La dríade entrecerró los ojos y se ocultó entre las ramas, pero la escarcha que cubría las hojas impedía que éstas ocultaran con eficacia su cuerpo verdoso. Kimara no le estaba prestando atención. —Gracias a los dioses —susurró la joven, sonriendo.

Había reconocido la voz. Era la de Shail.

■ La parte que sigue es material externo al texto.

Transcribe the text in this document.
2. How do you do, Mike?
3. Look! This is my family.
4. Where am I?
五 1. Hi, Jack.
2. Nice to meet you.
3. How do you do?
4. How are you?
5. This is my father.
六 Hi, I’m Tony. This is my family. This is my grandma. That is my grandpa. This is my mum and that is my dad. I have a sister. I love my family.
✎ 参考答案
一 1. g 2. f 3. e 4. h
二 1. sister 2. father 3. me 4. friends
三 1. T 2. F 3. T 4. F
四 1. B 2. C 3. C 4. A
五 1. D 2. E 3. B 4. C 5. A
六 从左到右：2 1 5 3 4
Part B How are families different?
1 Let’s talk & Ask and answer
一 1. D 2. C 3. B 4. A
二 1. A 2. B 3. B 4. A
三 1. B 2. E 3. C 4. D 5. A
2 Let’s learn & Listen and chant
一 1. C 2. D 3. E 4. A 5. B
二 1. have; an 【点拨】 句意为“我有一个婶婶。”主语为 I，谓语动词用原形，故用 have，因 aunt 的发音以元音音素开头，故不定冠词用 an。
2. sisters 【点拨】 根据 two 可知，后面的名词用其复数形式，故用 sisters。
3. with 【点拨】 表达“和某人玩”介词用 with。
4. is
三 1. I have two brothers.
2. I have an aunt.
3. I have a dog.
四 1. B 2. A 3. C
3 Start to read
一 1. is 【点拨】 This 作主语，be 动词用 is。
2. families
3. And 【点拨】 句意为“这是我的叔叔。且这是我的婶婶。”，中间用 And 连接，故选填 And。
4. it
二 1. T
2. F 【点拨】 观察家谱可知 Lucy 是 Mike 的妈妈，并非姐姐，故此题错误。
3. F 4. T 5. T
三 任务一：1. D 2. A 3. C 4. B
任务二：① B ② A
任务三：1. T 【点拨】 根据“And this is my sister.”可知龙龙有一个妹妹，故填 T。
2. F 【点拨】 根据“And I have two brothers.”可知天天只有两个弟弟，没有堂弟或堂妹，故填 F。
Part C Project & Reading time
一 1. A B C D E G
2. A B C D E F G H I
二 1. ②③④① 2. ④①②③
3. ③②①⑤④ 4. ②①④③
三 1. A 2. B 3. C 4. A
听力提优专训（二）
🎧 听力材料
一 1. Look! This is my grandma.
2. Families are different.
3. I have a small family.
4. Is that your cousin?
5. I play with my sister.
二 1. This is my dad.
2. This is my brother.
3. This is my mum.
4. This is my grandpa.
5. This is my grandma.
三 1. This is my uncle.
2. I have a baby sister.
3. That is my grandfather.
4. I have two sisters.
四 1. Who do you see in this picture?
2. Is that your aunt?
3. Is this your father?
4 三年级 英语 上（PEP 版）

Ziessel y sus compañeros llegaron de nuevo a las lindes del bosque. La shek mantenía abierto el vínculo de comunicación con su señor, estaba alerta y sabía que algo no marchaba bien. Los sheks que seguían combatiendo contra los rebeldes y congelando el bosque se detuvieron un momento para mirarla. Ella los llamó, se hizo eco de la convocatoria de Zeshak. Los sheks intercambiaron rápidos mensajes telepáticos, y en pocos segundos ya habían decidido quiénes acompañarían a Ziessel a la Torre de Drackwen y quiénes mantendrían el asedio al bosque de Awa. De modo que un buen número de serpientes aladas se unieron al grupo de Ziessel, y pronto se perdieron en el horizonte.

Ocultos entre las copas de los árboles, los magos los vieron marchar.

—¿Adónde van? —murmuró el Archimago.

Allegra frunció el ceño.

—Al oeste —respondió—. A la Torre de Kazlunn, con Gerde. O a la Torre de Drackwen... con Ashran.

—¿Y para qué iba a necesitar Ashran a los sheks precisamente ahora?

Los dos hechiceros cruzaron una mirada.

—Es imposible —dijo Qaydar, adivinando los pensamientos de Allegra.

—Tampoco yo quiero hacerme ilusiones. Pero ¿y si...? —El dragón está muerto, Aile. Ya lo sabes. —Pero Victoria no. Y tal vez... tal vez... —Hace casi dos meses que no sabemos nada de ella. Tal vez haya muerto también.

—Pero quizás exista una mínima posibilidad. Y sólo por eso debemos hacerlo.

Qaydar sostuvo la mirada de los ojos negros de Allegra. Sabía de qué estaba hablando.